Skiers, however, aren't happy about the latest craze. They say that snowboards ruin the surface of the snow, and snowboarders can be intimidating as they fly down hills at amazing speeds. Besides, their baggy trousers, baseball caps, bright shirts and Walkmans playing Hip Hop music are not what traditional, conservative skiers are used to.

But snowboarders will give you a long list of reasons why snowboarding is better than skiing.

Snowboarding is especially popular with teenagers and college students (some say as many as 90% of snowboarders is between the ages 10 and 25). "Skiing is for old people," says a student from Colorado. "Snowboarding is for the young. You can go crazy when you snowboard and that's cool."
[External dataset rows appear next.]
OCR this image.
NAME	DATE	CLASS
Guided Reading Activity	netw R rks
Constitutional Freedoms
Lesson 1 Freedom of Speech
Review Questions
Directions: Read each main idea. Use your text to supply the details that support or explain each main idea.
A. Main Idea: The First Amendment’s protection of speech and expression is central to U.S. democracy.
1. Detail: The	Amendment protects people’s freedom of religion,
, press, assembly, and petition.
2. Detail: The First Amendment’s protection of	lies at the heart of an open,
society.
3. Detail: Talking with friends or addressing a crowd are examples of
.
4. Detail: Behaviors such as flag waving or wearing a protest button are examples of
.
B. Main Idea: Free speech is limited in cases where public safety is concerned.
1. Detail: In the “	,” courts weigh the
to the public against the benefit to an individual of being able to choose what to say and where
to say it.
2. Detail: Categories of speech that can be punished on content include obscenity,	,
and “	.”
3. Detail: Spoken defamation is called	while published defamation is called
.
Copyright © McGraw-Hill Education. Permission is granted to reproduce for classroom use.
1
(from Speak Out, abridged)

 

 

SURF'S UP!

Surfing is popular all over the world. It's practised on lakes and rivers, seas and oceans — anywhere with good wind.

Some people think that it's a new kind of sport. But it is not. It was first reported by the British explorer Captain Cook in 1778. It became popular with the introduction of mass-produced, lightweight boards made of fibreglass in the 1960s.

The birthplace of surfing is Hawaii and today it's home of the most famous surfing competition. Huge waves crash along mile after mile of beautiful sand, and every surfer dreams of experiencing surfing in Maui or Oahu.

The best time for surfing is when the waves are high. Serious surfers must be very brave, love adventure and have lots of energy. Once they've experienced the excitement of a ride on top of the waves, they never want to stop.

It takes time to learn to catch a wave at the right moment, stand up on your board and stay there. But during a hot summer day, who minds practising?